Names with Letters Side-by-Side that have the Same Soundex Code Number
If the surname has different letters side-by-side that have the same number in the soundex coding guide, they should be treated as one letter. Examples:
Pfister is coded as P-236 (P, F ignored, 2 for the S, 3 for the T, 6 for the R).
Jackson is coded as J-250 (J, 2 for the C, K ignored, S ignored, 5 for the N, 0 added).
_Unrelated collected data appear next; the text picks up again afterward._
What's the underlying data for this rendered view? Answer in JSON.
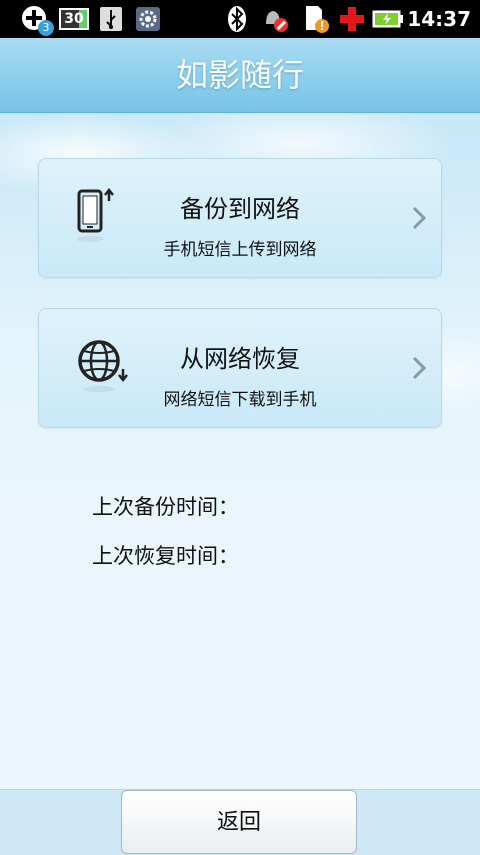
{
  "status_bar": {
    "time": "14:37",
    "badge_count": "3",
    "icons": [
      "add-icon",
      "battery-30-icon",
      "usb-icon",
      "settings-icon",
      "bluetooth-icon",
      "alarm-off-icon",
      "sd-warning-icon",
      "red-cross-icon",
      "battery-charging-icon"
    ],
    "battery_level_label": "30"
  },
  "header": {
    "title": "如影随行"
  },
  "cards": [
    {
      "main": "备份到网络",
      "sub": "手机短信上传到网络",
      "icon": "phone-upload-icon"
    },
    {
      "main": "从网络恢复",
      "sub": "网络短信下载到手机",
      "icon": "globe-download-icon"
    }
  ],
  "info": {
    "last_backup_label": "上次备份时间：",
    "last_restore_label": "上次恢复时间："
  },
  "footer": {
    "back_label": "返回"
  },
  "colors": {
    "title_bar": "#8fd0ee",
    "background": "#eaf6fc",
    "card": "#d4eef9"
  }
}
Tymczak is coded as T-522 (T, 5 for the M, 2 for the C, Z ignored, 2 for the K). Since the vowel "A" separates the Z and K, the K is coded.
Names with Prefixes
If a surname has a prefix, such as Van, Con, De, Di, La, or Le, code both with and without the prefix because the surname might be listed under either code. Note, however, that Mc and Mac are not considered prefixes.
For example, VanDeusen might be coded two ways:
V-532 (V, 5 for N, 3 for D, 2 for S)
D-250 (D, 2 for the S, 5 for the N, 0 added).
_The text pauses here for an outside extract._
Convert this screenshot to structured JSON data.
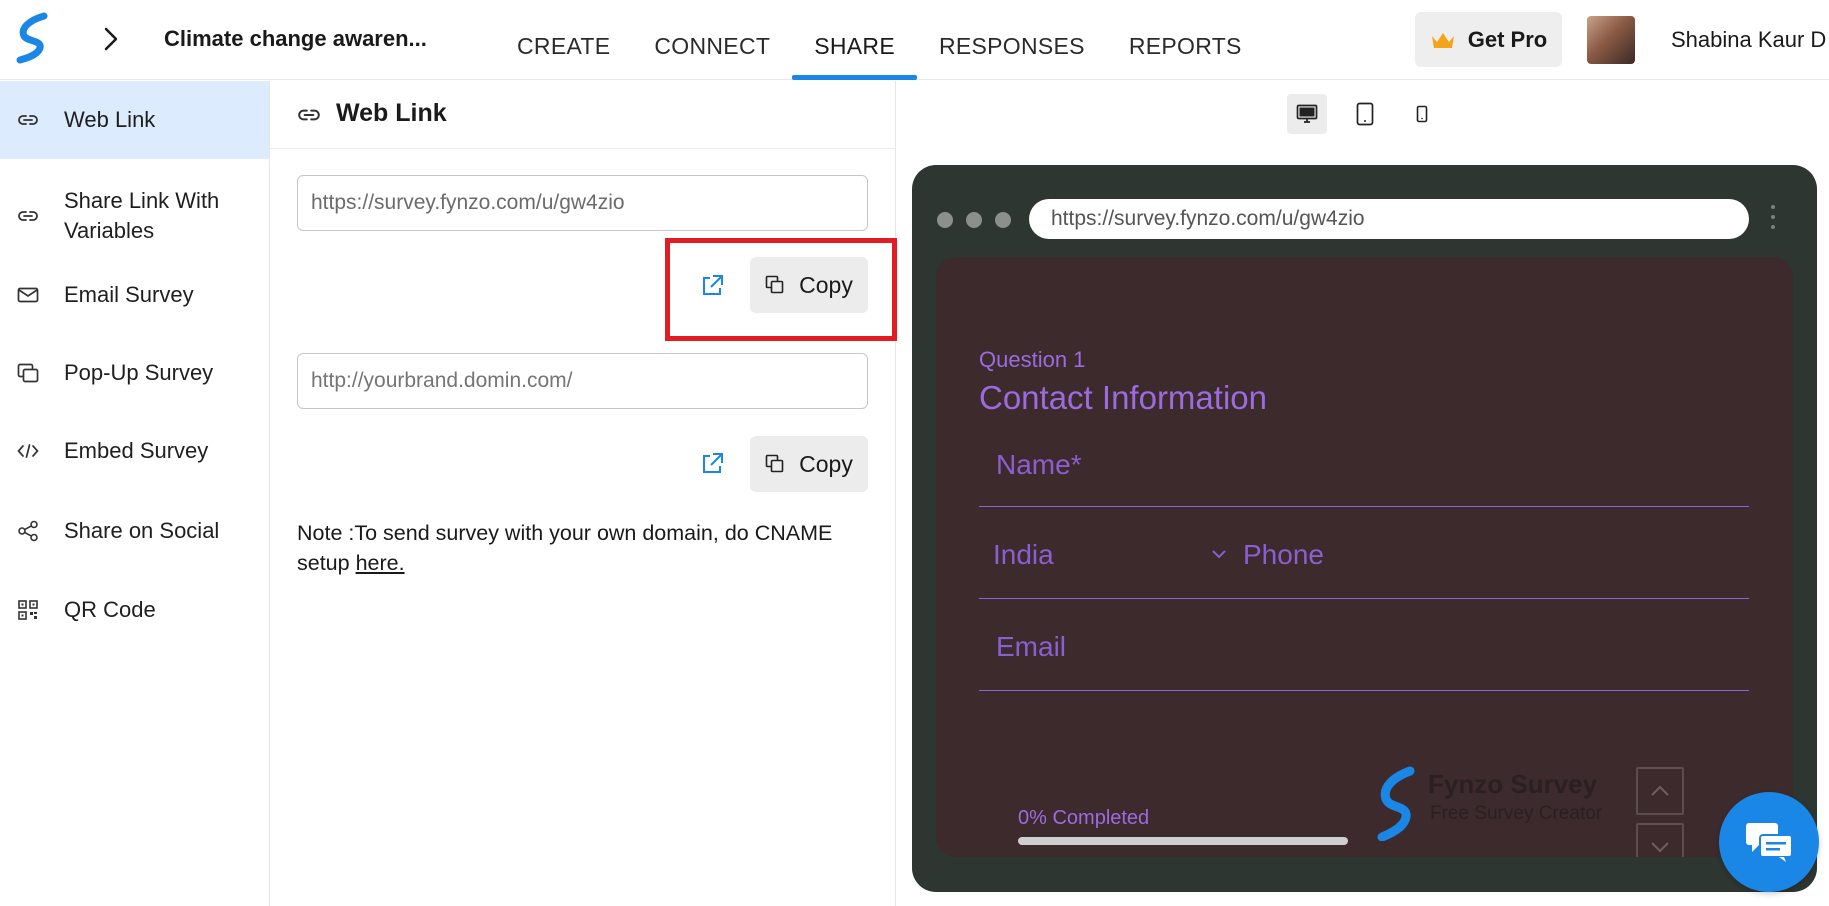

If a vowel (A, E, I, O, U) separates two consonants that have the same soundex code, the consonant to the right of the vowel is coded. Example:
Tymczak is coded as T-522 (T, 5 for the M, 2 for the C, Z ignored (see "Side-by-Side" rule above), 2 for the K). Since the vowel "A" separates the Z and K, the K is coded.
If "H" or "W" separate two consonants that have the same soundex code, the consonant to the right of the H or W is not coded. Example:
Ashcraft is coded A-261 (A, 2 for the S, C ignored, 6 for the R, 1 for the F). It is not coded A-226.